Fantasy land union types with pattern matching

Downloads

3

Readme

Mezzanine

npm versionbuild status

Fantasy land union types with pattern matching

Installation

$ npm install --save mezzanine

Motivation

Principles:

  • No this
  • No new
  • No .prototype
  • Minimal api surface

Object classes, described with rules and linked methods.

Usage

import { Type, Union } from 'mezzanine'

const Point = Type`Point`({
  x: Number,
  y: Number,
})

const Shape = Union`Shape`({
  Line: {
    start: Point,
    end  : Point,
  },
  Circle: {
    center: Point,
    radius: Number,
  },
})
const point1 = Point({ x: 1, y: 2 })
const point2 = Point({ x: 0, y: 10 })

point1.equals(Point({ x: 1, y: 2 })) // => true
point1.equals({ x: 1, y: 2 }) // => true, smart type inference

const shape1 = Shape({
  start: { x: 0, y: 0 },
  end  : point2,
})
shape1.type // => Line

syntaxShockMode = off

You can also use the library without backtick tags, with classic parentheses.

import { Type } from 'mezzanine'
const Point = Type('Point')({ x: Number, y: Number })

Methods & computed properties

Second argument in the constructor is the function map, object with linked methods, which apply and attach to instances on create

import { Type } from 'mezzanine'

const Point = Type`Point`({
  x: Number,
  y: Number,
}, {
  concat:
    (ctx) => // context, works as `this`
      (point) => // can be another Point instance or plain object
        Point({
          x: ctx.x + point.x,
          y: ctx.y + point.y
        })
})

const Rectangle = Type`Rectangle`({
  root  : Point,
  width : Number,
  height: Number
}, {
  area: ctx => ctx.width * ctx.height, //Will be computed property
  endPoint(ctx) {
    return ctx.root.concat({ // Use Point .concat method
      x: ctx.width,
      y: ctx.height
    })
  }
})

const rect = Rectangle({
  root: { x: 1, y: 4 },
  width: 10,
  height: 5
})
/*
  => {
    type    : 'Rectangle',
    root    : { type: 'Point', x: 1, y: 4 },
    width   : 10,
    height  : 5,
    area    : 50,
    endPoint: { type: 'Point', x: 11, y: 9 }
  }
*/

Iterable types

You can define iterable types with Symbol.iterator.
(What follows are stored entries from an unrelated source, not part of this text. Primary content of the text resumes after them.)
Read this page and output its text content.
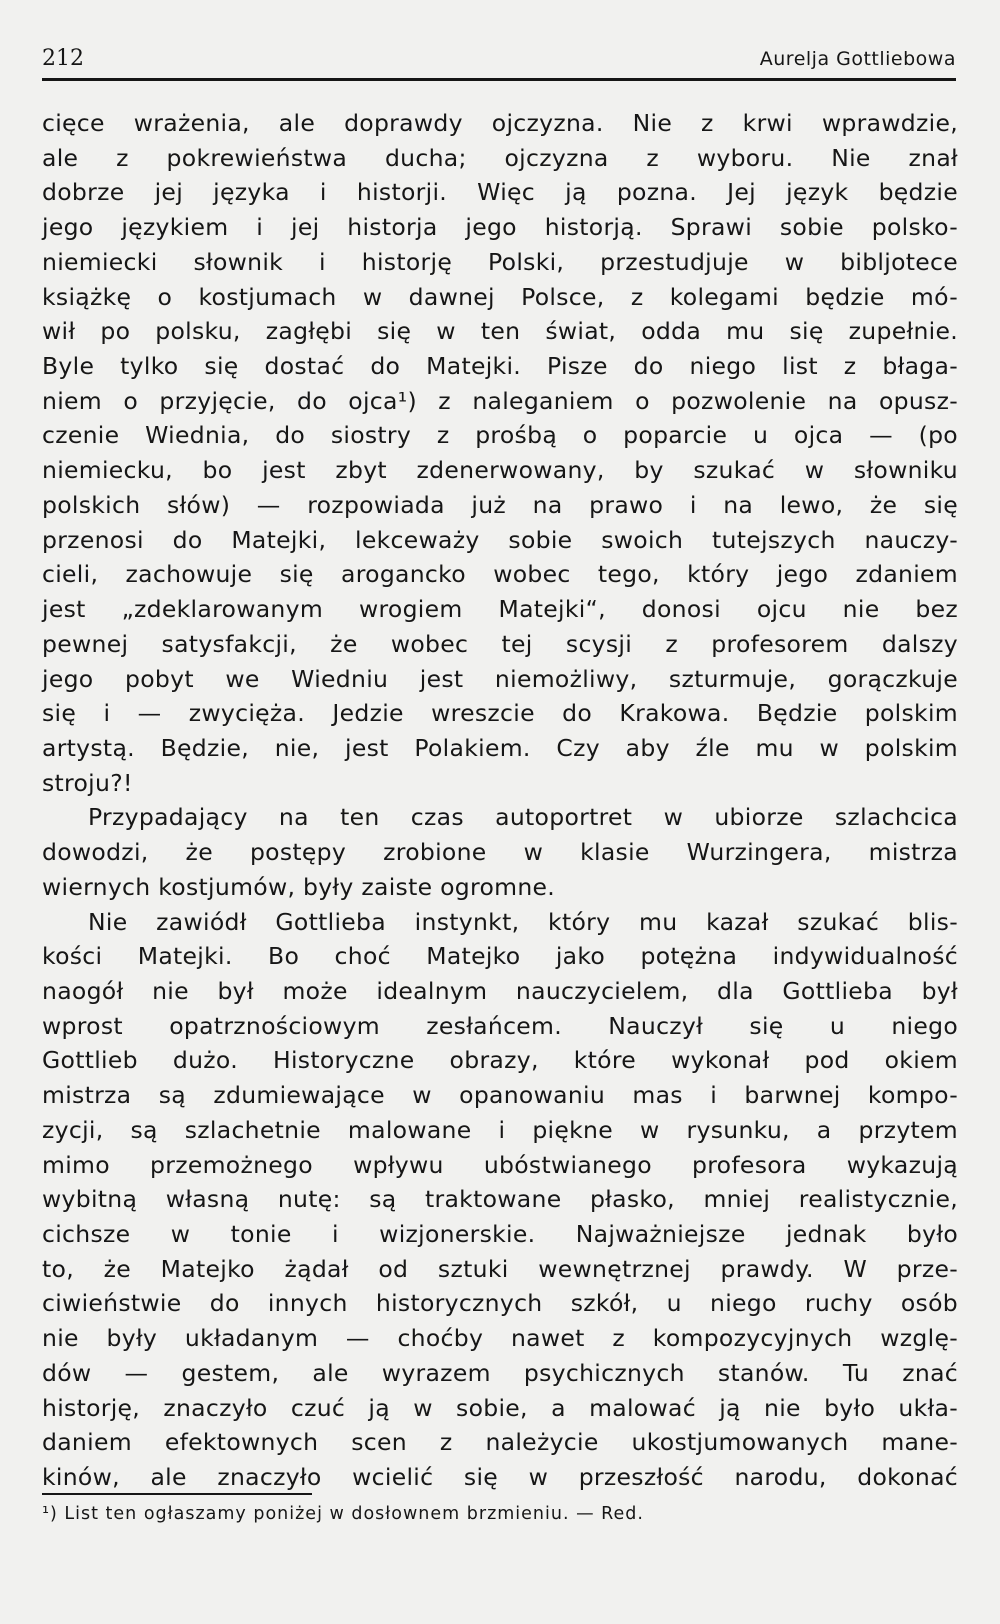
212	Aurelja Gottliebowa
cięce wrażenia, ale doprawdy ojczyzna. Nie z krwi wprawdzie,
ale z pokrewieństwa ducha; ojczyzna z wyboru. Nie znał
dobrze jej języka i historji. Więc ją pozna. Jej język będzie
jego językiem i jej historja jego historją. Sprawi sobie polsko-
niemiecki słownik i historję Polski, przestudjuje w bibljotece
książkę o kostjumach w dawnej Polsce, z kolegami będzie mó-
wił po polsku, zagłębi się w ten świat, odda mu się zupełnie.
Byle tylko się dostać do Matejki. Pisze do niego list z błaga-
niem o przyjęcie, do ojca¹) z naleganiem o pozwolenie na opusz-
czenie Wiednia, do siostry z prośbą o poparcie u ojca — (po
niemiecku, bo jest zbyt zdenerwowany, by szukać w słowniku
polskich słów) — rozpowiada już na prawo i na lewo, że się
przenosi do Matejki, lekceważy sobie swoich tutejszych nauczy-
cieli, zachowuje się arogancko wobec tego, który jego zdaniem
jest „zdeklarowanym wrogiem Matejki“, donosi ojcu nie bez
pewnej satysfakcji, że wobec tej scysji z profesorem dalszy
jego pobyt we Wiedniu jest niemożliwy, szturmuje, gorączkuje
się i — zwycięża. Jedzie wreszcie do Krakowa. Będzie polskim
artystą. Będzie, nie, jest Polakiem. Czy aby źle mu w polskim
stroju?!
Przypadający na ten czas autoportret w ubiorze szlachcica
dowodzi, że postępy zrobione w klasie Wurzingera, mistrza
wiernych kostjumów, były zaiste ogromne.
Nie zawiódł Gottlieba instynkt, który mu kazał szukać blis-
kości Matejki. Bo choć Matejko jako potężna indywidualność
naogół nie był może idealnym nauczycielem, dla Gottlieba był
wprost opatrznościowym zesłańcem. Nauczył się u niego
Gottlieb dużo. Historyczne obrazy, które wykonał pod okiem
mistrza są zdumiewające w opanowaniu mas i barwnej kompo-
zycji, są szlachetnie malowane i piękne w rysunku, a przytem
mimo przemożnego wpływu ubóstwianego profesora wykazują
wybitną własną nutę: są traktowane płasko, mniej realistycznie,
cichsze w tonie i wizjonerskie. Najważniejsze jednak było
to, że Matejko żądał od sztuki wewnętrznej prawdy. W prze-
ciwieństwie do innych historycznych szkół, u niego ruchy osób
nie były układanym — choćby nawet z kompozycyjnych wzglę-
dów — gestem, ale wyrazem psychicznych stanów. Tu znać
historję, znaczyło czuć ją w sobie, a malować ją nie było ukła-
daniem efektownych scen z należycie ukostjumowanych mane-
kinów, ale znaczyło wcielić się w przeszłość narodu, dokonać
¹) List ten ogłaszamy poniżej w dosłownem brzmieniu. — Red.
Another symbols, well-known or not, are also available as method names

const Iterable = Type`Iterable`(Array, {
  length: ({ value }) => value.length,
  [Symbol.iterator](ctx) {
    return function* () {
      const length = ctx.length
      for (let i = 0; i < length; i++)
        yield (ctx.value[i])
    }
  },
})
const result = [...Iterable(['a', 'b', 'c'])]
// => ['a', 'b', 'c']

Data types

Mezzanine has some built-in object classes.

Tuple

import { Tuple } from 'mezzanine'

const Point = Type`Point`({ x: Number, y: Number })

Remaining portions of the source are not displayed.